On Sat, Feb 7, 2009 at 7:52 AM, Jon Rafkind <workmin@xxxxxxxxxx> wrote:
Matthew Leverton wrote:
On Fri, Feb 6, 2009 at 8:50 AM, Evert Glebbeek <eglebbk@xxxxxxxxxx> wrote:

No, it doesn't. Having one build system that works everywhere makes
sense and is less likely to break one of them.
Maintaining two build systems for a code base that is in flux is not a
good idea from a maintenance point of view, as the example of the
Scons build falling so far behind that it no longer works and is
(temporarily?) dropped should illustrate.


My opinion is that there should only be a single build system,
regardless if people volunteer to maintain another one. If there is
only a single build system, then that will always be kept up-to-date
because obviously it must for the library to be built.

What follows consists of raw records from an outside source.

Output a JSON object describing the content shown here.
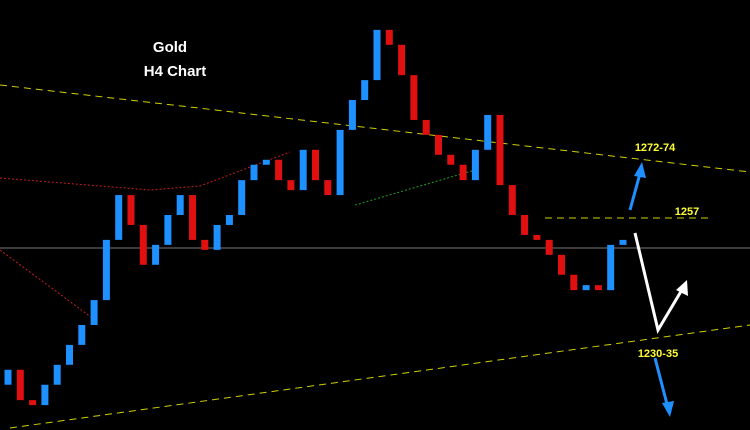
{
  "chart_data": {
    "type": "candlestick",
    "title": "Gold",
    "subtitle": "H4 Chart",
    "annotations": [
      "1272-74",
      "1257",
      "1230-35"
    ],
    "up_color": "#1e90ff",
    "down_color": "#e01010",
    "ylim": [
      1210,
      1305
    ],
    "open": [
      1220,
      1223.3,
      1216.6,
      1215.5,
      1220.0,
      1224.4,
      1228.8,
      1233.2,
      1238.7,
      1252.0,
      1261.9,
      1255.3,
      1246.5,
      1250.9,
      1257.5,
      1261.9,
      1252.0,
      1249.8,
      1255.3,
      1257.5,
      1265.2,
      1268.6,
      1269.7,
      1265.2,
      1263.0,
      1271.9,
      1265.2,
      1261.9,
      1276.3,
      1282.9,
      1287.3,
      1298.4,
      1295.1,
      1288.4,
      1278.5,
      1275.2,
      1270.8,
      1268.6,
      1265.2,
      1271.9,
      1279.6,
      1264.1,
      1257.5,
      1253.1,
      1252.0,
      1248.7,
      1244.3,
      1240.9,
      1242.0,
      1240.9,
      1250.9
    ],
    "close": [
      1223.3,
      1216.6,
      1215.5,
      1220.0,
      1224.4,
      1228.8,
      1233.2,
      1238.7,
      1252.0,
      1261.9,
      1255.3,
      1246.5,
      1250.9,
      1257.5,
      1261.9,
      1252.0,
      1249.8,
      1255.3,
      1257.5,
      1265.2,
      1268.6,
      1269.7,
      1265.2,
      1263.0,
      1271.9,
      1265.2,
      1261.9,
      1276.3,
      1282.9,
      1287.3,
      1298.4,
      1295.1,
      1288.4,
      1278.5,
      1275.2,
      1270.8,
      1268.6,
      1265.2,
      1271.9,
      1279.6,
      1264.1,
      1257.5,
      1253.1,
      1252.0,
      1248.7,
      1244.3,
      1240.9,
      1242.0,
      1240.9,
      1250.9,
      1252.0
    ]
  }
}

 From a users perspective I am very sympathetic to the frustration of
not being able to build a project. For whatever reason there is often a
chance that the build system provided by a project will not build on
someone's machine. In that case its nice to have an alternative build
system that might work. Let's assume scons was the primary build system
for allegro. Some people hate python.. ok, they can use cmake.
Alternatively some people hate cmake. Ok, they can use scons.

SCons failed mostly because it doesn't contain the infrastructure
required for the complexities of Allegro. It is an elegant model and
fundamentally more powerful than cmake because it uses a powerful
language as its description language. CMake has a lot of handy stuff
built in that makes it convenient to use whereas most of that stuff has
to be built by the users of SCons, which I didn't feel like doing.
Ultimately I feel that cmake is an incremental improvement over
autotools/make in that it gives the user a more powerful toolbox, but
the toolbox is still limited. When you want to do something outside the
scope of the toolbox your choices are to write a program (sh, C,
whatever) or ask the cmake people to extend the toolbox. Maybe Allegro
will never reach the limits of the cmake toolbox, I don't know, and I'm
sure some workaround will be found anyway.